Tom Spurgeon's Web site of comics news, reviews, interviews and commentary

Home > CR Reviews

The Invention of Hugo Cabret
posted January 25, 2007


Creator: Brian Selznick
Publishing Information: Scholastic, softcover, 544 pages, March 2007, $22.99
Ordering Numbers: 9780439813785 (ISBN13)

Illustrators Brian Selznick's new children's book is a prose novel with a gimmick, but not the one you're initially led to believe it will be. Nearly half of the 500-plus pages are given over to page to page comics sequences, done in Selznick's lovingly shaded black and white, that flow smoothly from prose section to prose section without pause, like being plunged underwater and having to view things different for a moment. There's no particular type of sequence he leans towards in comics form -- the reader will find action sequences as well as close studies -- although it seems that within those moments Selznick favors oblique captures of faces and hands.

What's special about Invention of Hugo Cabret isn't the use of sequential storytelling -- we've seen that before -- but that its use corresponds to the story's recurring employment of silent movie imagery and valuations, film's ability to capture attention and provide moments of awe. I don't think I can recall one type of art standing in for another quite like that before, and the overall effect is of being plunged into a moment in visceral fashion, the way a memory of participating in a story being told might overtake a practiced version that you describe over coffee.
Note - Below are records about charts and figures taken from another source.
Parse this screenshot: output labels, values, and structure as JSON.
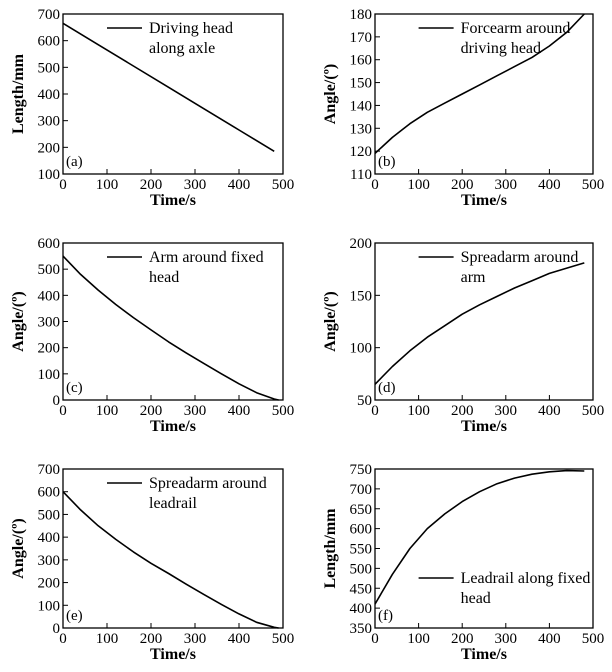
{
  "chart_data": [
    {
      "type": "line",
      "panel_tag": "(a)",
      "xlabel": "Time/s",
      "ylabel": "Length/mm",
      "xlim": [
        0,
        500
      ],
      "ylim": [
        100,
        700
      ],
      "xticks": [
        "0",
        "100",
        "200",
        "300",
        "400",
        "500"
      ],
      "yticks": [
        "100",
        "200",
        "300",
        "400",
        "500",
        "600",
        "700"
      ],
      "legend": [
        "Driving head",
        "along axle"
      ],
      "legend_position": "top-right",
      "series": [
        {
          "x": [
            0,
            80,
            160,
            240,
            320,
            400,
            480
          ],
          "y": [
            665,
            585,
            505,
            425,
            345,
            265,
            185
          ]
        }
      ]
    },
    {
      "type": "line",
      "panel_tag": "(b)",
      "xlabel": "Time/s",
      "ylabel": "Angle/(º)",
      "xlim": [
        0,
        500
      ],
      "ylim": [
        110,
        180
      ],
      "xticks": [
        "0",
        "100",
        "200",
        "300",
        "400",
        "500"
      ],
      "yticks": [
        "110",
        "120",
        "130",
        "140",
        "150",
        "160",
        "170",
        "180"
      ],
      "legend": [
        "Forcearm around",
        "driving head"
      ],
      "legend_position": "top-right",
      "series": [
        {
          "x": [
            0,
            40,
            80,
            120,
            160,
            200,
            240,
            280,
            320,
            360,
            400,
            440,
            480
          ],
          "y": [
            119,
            126,
            132,
            137,
            141,
            145,
            149,
            153,
            157,
            161,
            166,
            172,
            180
          ]
        }
      ]
    },
    {
      "type": "line",
      "panel_tag": "(c)",
      "xlabel": "Time/s",
      "ylabel": "Angle/(º)",
      "xlim": [
        0,
        500
      ],
      "ylim": [
        0,
        600
      ],
      "xticks": [
        "0",
        "100",
        "200",
        "300",
        "400",
        "500"
      ],
      "yticks": [
        "0",
        "100",
        "200",
        "300",
        "400",
        "500",
        "600"
      ],
      "legend": [
        "Arm around fixed",
        "head"
      ],
      "legend_position": "top-right",
      "series": [
        {
          "x": [
            0,
            40,
            80,
            120,
            160,
            200,
            240,
            280,
            320,
            360,
            400,
            440,
            480,
            490
          ],
          "y": [
            550,
            480,
            420,
            365,
            315,
            268,
            222,
            180,
            140,
            100,
            62,
            28,
            4,
            0
          ]
        }
      ]
    },
    {
      "type": "line",
      "panel_tag": "(d)",
      "xlabel": "Time/s",
      "ylabel": "Angle/(º)",
      "xlim": [
        0,
        500
      ],
      "ylim": [
        50,
        200
      ],
      "xticks": [
        "0",
        "100",
        "200",
        "300",
        "400",
        "500"
      ],
      "yticks": [
        "50",
        "100",
        "150",
        "200"
      ],
      "legend": [
        "Spreadarm around",
        "arm"
      ],
      "legend_position": "top-right",
      "series": [
        {
          "x": [
            0,
            40,
            80,
            120,
            160,
            200,
            240,
            280,
            320,
            360,
            400,
            440,
            480
          ],
          "y": [
            65,
            82,
            97,
            110,
            121,
            132,
            141,
            149,
            157,
            164,
            171,
            176,
            181
          ]
        }
      ]
    },
    {
      "type": "line",
      "panel_tag": "(e)",
      "xlabel": "Time/s",
      "ylabel": "Angle/(º)",
      "xlim": [
        0,
        500
      ],
      "ylim": [
        0,
        700
      ],
      "xticks": [
        "0",
        "100",
        "200",
        "300",
        "400",
        "500"
      ],
      "yticks": [
        "0",
        "100",
        "200",
        "300",
        "400",
        "500",
        "600",
        "700"
      ],
      "legend": [
        "Spreadarm around",
        "leadrail"
      ],
      "legend_position": "top-right",
      "series": [
        {
          "x": [
            0,
            40,
            80,
            120,
            160,
            200,
            240,
            280,
            320,
            360,
            400,
            440,
            480,
            490
          ],
          "y": [
            600,
            520,
            450,
            390,
            335,
            285,
            240,
            193,
            148,
            104,
            62,
            25,
            3,
            0
          ]
        }
      ]
    },
    {
      "type": "line",
      "panel_tag": "(f)",
      "xlabel": "Time/s",
      "ylabel": "Length/mm",
      "xlim": [
        0,
        500
      ],
      "ylim": [
        350,
        750
      ],
      "xticks": [
        "0",
        "100",
        "200",
        "300",
        "400",
        "500"
      ],
      "yticks": [
        "350",
        "400",
        "450",
        "500",
        "550",
        "600",
        "650",
        "700",
        "750"
      ],
      "legend": [
        "Leadrail along fixed",
        "head"
      ],
      "legend_position": "bottom-right",
      "series": [
        {
          "x": [
            0,
            40,
            80,
            120,
            160,
            200,
            240,
            280,
            320,
            360,
            400,
            440,
            480
          ],
          "y": [
            410,
            485,
            550,
            600,
            637,
            668,
            693,
            713,
            727,
            737,
            743,
            746,
            745
          ]
        }
      ]
    }
  ]
}
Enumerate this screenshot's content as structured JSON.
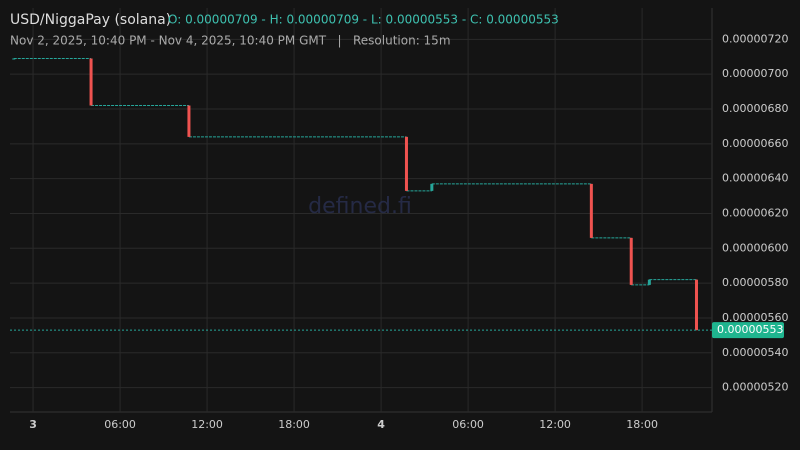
{
  "chart_data": {
    "type": "candlestick",
    "title": "USD/NiggaPay (solana)",
    "ohlc_text": "O: 0.00000709 - H: 0.00000709 - L: 0.00000553 - C: 0.00000553",
    "subtitle": "Nov 2, 2025, 10:40 PM - Nov 4, 2025, 10:40 PM GMT   |   Resolution: 15m",
    "watermark": "defined.fi",
    "last_price_label": "0.00000553",
    "up_color": "#26a69a",
    "down_color": "#ef5350",
    "grid": true,
    "x": [
      -1.33,
      4,
      10.75,
      25.75,
      27.5,
      38.5,
      41.25,
      42.5,
      45.75
    ],
    "open": [
      7.09e-06,
      7.09e-06,
      6.82e-06,
      6.64e-06,
      6.33e-06,
      6.37e-06,
      6.06e-06,
      5.79e-06,
      5.82e-06
    ],
    "high": [
      7.09e-06,
      7.09e-06,
      6.82e-06,
      6.64e-06,
      6.37e-06,
      6.37e-06,
      6.06e-06,
      5.82e-06,
      5.82e-06
    ],
    "low": [
      7.09e-06,
      6.82e-06,
      6.64e-06,
      6.33e-06,
      6.33e-06,
      6.06e-06,
      5.79e-06,
      5.79e-06,
      5.53e-06
    ],
    "close": [
      7.09e-06,
      6.82e-06,
      6.64e-06,
      6.33e-06,
      6.37e-06,
      6.06e-06,
      5.79e-06,
      5.82e-06,
      5.53e-06
    ],
    "xlim": [
      -1.59,
      46.82
    ],
    "xticks": [
      {
        "value": 0,
        "label": "3"
      },
      {
        "value": 6,
        "label": "06:00"
      },
      {
        "value": 12,
        "label": "12:00"
      },
      {
        "value": 18,
        "label": "18:00"
      },
      {
        "value": 24,
        "label": "4"
      },
      {
        "value": 30,
        "label": "06:00"
      },
      {
        "value": 36,
        "label": "12:00"
      },
      {
        "value": 42,
        "label": "18:00"
      }
    ],
    "ylim": [
      5.06e-06,
      7.38e-06
    ],
    "yticks": [
      {
        "value": 5.2e-06,
        "label": "0.00000520"
      },
      {
        "value": 5.4e-06,
        "label": "0.00000540"
      },
      {
        "value": 5.6e-06,
        "label": "0.00000560"
      },
      {
        "value": 5.8e-06,
        "label": "0.00000580"
      },
      {
        "value": 6e-06,
        "label": "0.00000600"
      },
      {
        "value": 6.2e-06,
        "label": "0.00000620"
      },
      {
        "value": 6.4e-06,
        "label": "0.00000640"
      },
      {
        "value": 6.6e-06,
        "label": "0.00000660"
      },
      {
        "value": 6.8e-06,
        "label": "0.00000680"
      },
      {
        "value": 7e-06,
        "label": "0.00000700"
      },
      {
        "value": 7.2e-06,
        "label": "0.00000720"
      }
    ]
  }
}
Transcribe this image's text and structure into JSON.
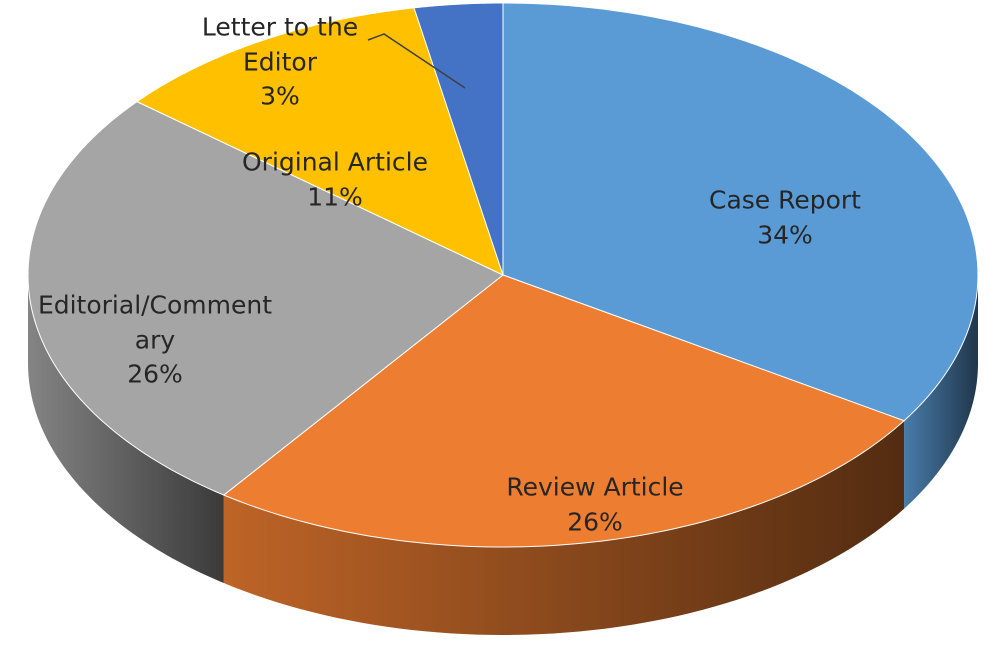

Beyond that, I'm not immersed enough in young adult literature to give you a fair appraisal of the book overall, to know what I'm reacting to because of the story itself as opposed to what might be novel because I don't regularly read such books. It definitely is that kind of work, too. My suspicion is that it's pretty good. I enjoyed it, and I can imagine it holding the attention of a younger version of me, and it's sturdy; you don't feel manipulated while reading it, and you don't know exactly where it's going to go for long stretches at a time. The story has a generosity that forgives people who do harmful things in trying to help. If I were to read it again, it would be with close attention to effect over story. But I think it's likely I will pick the book up again, and that by itself is worth a mention.